Force Majeure -- a review.

I've finished reading Force Majeure, by Bruce Wagner, and am still trying to sort out what I thought of it. He certainly tells a story well, as one might expect from someone who has written with success for TV. The guns on the wall in Act One always go off by the end of the play, and more often than not they nevertheless managed to take me by surprise with their discharge. Wagner's dialogue is snappy and sounds right, and he introduces a whole zoo of interesting characters, though only a few of them get to sound more than a note or two. But to what end? One of the reviews posted at Amazon refers to the novel as sociological, which sounds right; the book is more about LA (in the movie business sense) than Bud Wiggins, its protagonist. Are LA and the movie business so compelling? If you think so, read Wagner's stuff.

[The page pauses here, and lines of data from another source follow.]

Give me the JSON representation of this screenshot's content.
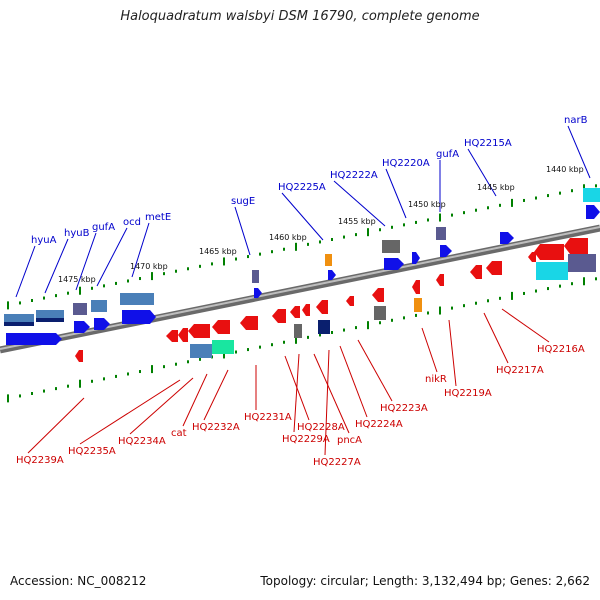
{
  "title": "Haloquadratum walsbyi DSM 16790, complete genome",
  "accession": "Accession: NC_008212",
  "topology": "Topology: circular; Length: 3,132,494 bp; Genes: 2,662",
  "colors": {
    "backbone": "#808080",
    "forward_label": "#0000cc",
    "reverse_label": "#cc0000",
    "tick": "#008000"
  },
  "kbp_labels": [
    "1475 kbp",
    "1470 kbp",
    "1465 kbp",
    "1460 kbp",
    "1455 kbp",
    "1450 kbp",
    "1445 kbp",
    "1440 kbp"
  ],
  "forward_genes": [
    "hyuA",
    "hyuB",
    "gufA",
    "ocd",
    "metE",
    "sugE",
    "HQ2225A",
    "HQ2222A",
    "HQ2220A",
    "gufA",
    "HQ2215A",
    "narB"
  ],
  "reverse_genes": [
    "HQ2239A",
    "HQ2235A",
    "HQ2234A",
    "cat",
    "HQ2232A",
    "HQ2231A",
    "HQ2228A",
    "HQ2229A",
    "pncA",
    "HQ2227A",
    "HQ2224A",
    "HQ2223A",
    "nikR",
    "HQ2219A",
    "HQ2217A",
    "HQ2216A"
  ]
}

This profile of Wagner from LA Weekly is worth a read if you're interested in him. (Random personal fact: He was married briefly to actress Rebecca De Mornay.) Here's what it says about Force Majeure:

A picaresque novel about a dreamily disturbed screenwriter, Force Majeure leaned heavily on Wagner’s own experience as a down-and-out limo driver to the stars. Inspired by Don Quixote and Fitzgerald’s "Pat Hobby" stories, the book feels unique and almost unclassifiable, presented in a style so deadpan it’s as if the characters are locked behind a wall of bulletproof glass. Alternately poetic and vicious (it ends with the hero molesting a 10-year-old girl), the book demonstrated Wagner’s ability to write about Los Angeles in a genuinely original and lyrical way, and parts of it are very funny. Like the work of his friend (and fellow lover of De Mornay) Leonard Cohen, it is full of mock grandiosity — not art so much as a reverence for the idea of art, the literary masterpiece as spiritual quest. Bud Wiggins, a "lucid dreamer," is a screenwriter, after all, which is to say a near-writer, and his depression is buffered by Vicodin and fantasy.

It also appears that Wagner is one of Ron Rosenbaum's edgy enthusiasms, surely a mark in his favor, but alas the New York Observer now makes you pay to read articles in its archives.